Evan Laforge qdunkan at
Thu Aug 30 21:01:59 CEST 2012

I just fixed a bug in my program that came about because the same
graph constructed in different orders compared inequal.  E.g.:

buildG (0, 2) [(0, 1), (0, 2)] /= buildG (0, 2) [(0, 2), (0, 1)]

It seems to me that these should compare equal.  This was easy for me
to do since I wrap Graph in a newtype, but it's hard to do for Graph
itself, since it's defined as a type synonym over Data.Array.

Do people agree that (==) is incorrect for Data.Graph, or is there a
legitimate difference between the two graphs?  If people agree, what
can be done to fix Data.Graph?  Should be add Data.Graph2 that is
defined as a real type and start anew from there?

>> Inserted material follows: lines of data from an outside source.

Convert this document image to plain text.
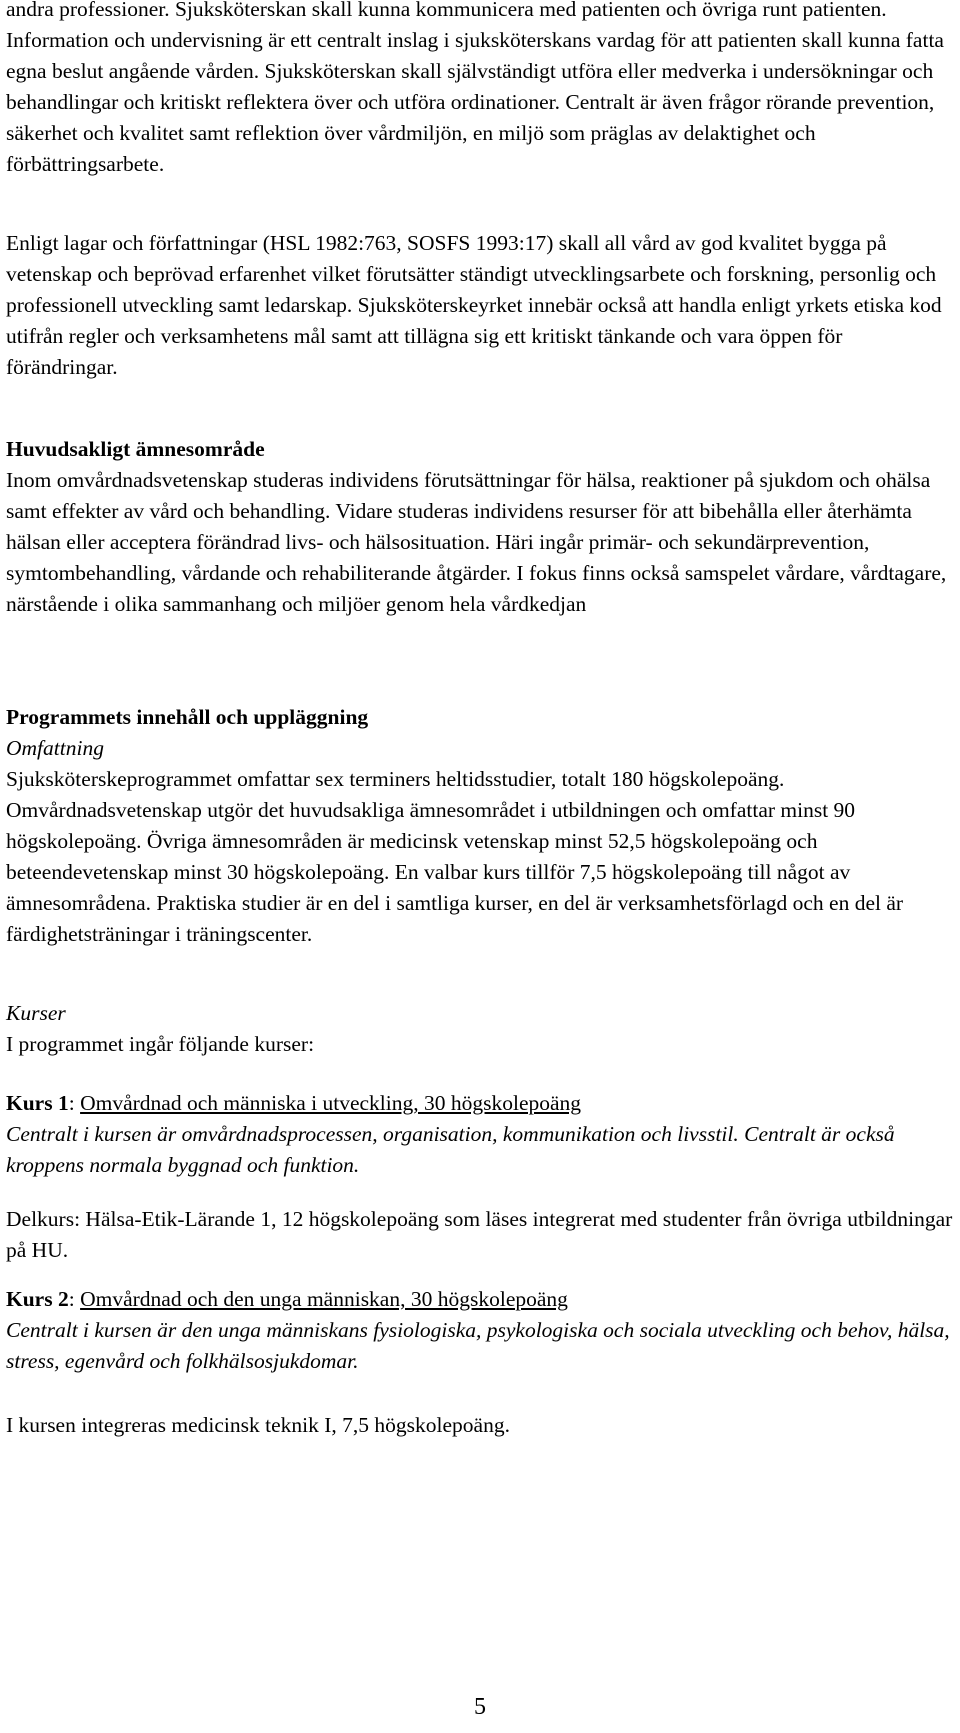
andra professioner. Sjuksköterskan skall kunna kommunicera med patienten och övriga runt patienten. Information och undervisning är ett centralt inslag i sjuksköterskans vardag för att patienten skall kunna fatta egna beslut angående vården. Sjuksköterskan skall självständigt utföra eller medverka i undersökningar och behandlingar och kritiskt reflektera över och utföra ordinationer. Centralt är även frågor rörande prevention, säkerhet och kvalitet samt reflektion över vårdmiljön, en miljö som präglas av delaktighet och förbättringsarbete.

Enligt lagar och författningar (HSL 1982:763, SOSFS 1993:17) skall all vård av god kvalitet bygga på vetenskap och beprövad erfarenhet vilket förutsätter ständigt utvecklingsarbete och forskning, personlig och professionell utveckling samt ledarskap. Sjuksköterskeyrket innebär också att handla enligt yrkets etiska kod utifrån regler och verksamhetens mål samt att tillägna sig ett kritiskt tänkande och vara öppen för förändringar.

Huvudsakligt ämnesområde

Inom omvårdnadsvetenskap studeras individens förutsättningar för hälsa, reaktioner på sjukdom och ohälsa samt effekter av vård och behandling. Vidare studeras individens resurser för att bibehålla eller återhämta hälsan eller acceptera förändrad livs- och hälsosituation. Häri ingår primär- och sekundärprevention, symtombehandling, vårdande och rehabiliterande åtgärder. I fokus finns också samspelet vårdare, vårdtagare, närstående i olika sammanhang och miljöer genom hela vårdkedjan

Programmets innehåll och uppläggning

Omfattning

Sjuksköterskeprogrammet omfattar sex terminers heltidsstudier, totalt 180 högskolepoäng. Omvårdnadsvetenskap utgör det huvudsakliga ämnesområdet i utbildningen och omfattar minst 90 högskolepoäng. Övriga ämnesområden är medicinsk vetenskap minst 52,5 högskolepoäng och beteendevetenskap minst 30 högskolepoäng. En valbar kurs tillför 7,5 högskolepoäng till något av ämnesområdena. Praktiska studier är en del i samtliga kurser, en del är verksamhetsförlagd och en del är färdighetsträningar i träningscenter.

Kurser

I programmet ingår följande kurser:

Kurs 1: Omvårdnad och människa i utveckling, 30 högskolepoäng

Centralt i kursen är omvårdnadsprocessen, organisation, kommunikation och livsstil. Centralt är också kroppens normala byggnad och funktion.

Delkurs: Hälsa-Etik-Lärande 1, 12 högskolepoäng som läses integrerat med studenter från övriga utbildningar på HU.

Kurs 2: Omvårdnad och den unga människan, 30 högskolepoäng

Centralt i kursen är den unga människans fysiologiska, psykologiska och sociala utveckling och behov, hälsa, stress, egenvård och folkhälsosjukdomar.

I kursen integreras medicinsk teknik I, 7,5 högskolepoäng.

5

In general, it seems to me Data.Graph is very basic and has not
received any love for a long time.  It's a thin wrapper over
Data.Array, which is one of the more error-prone ornery APIs out
there.  To use it I wound up writing lots of little utility functions
to do things like add or remove edges which were fiddly and error
prone.  I just noticed a package graph-wrapper, with the description
"A wrapper around the standard Data.Graph with a less awkward
interface", so I guess I'm not the only person to have felt that way.

Wouldn't it be nice to start taking steps toward having a graph
library in the stdlib that people actually like?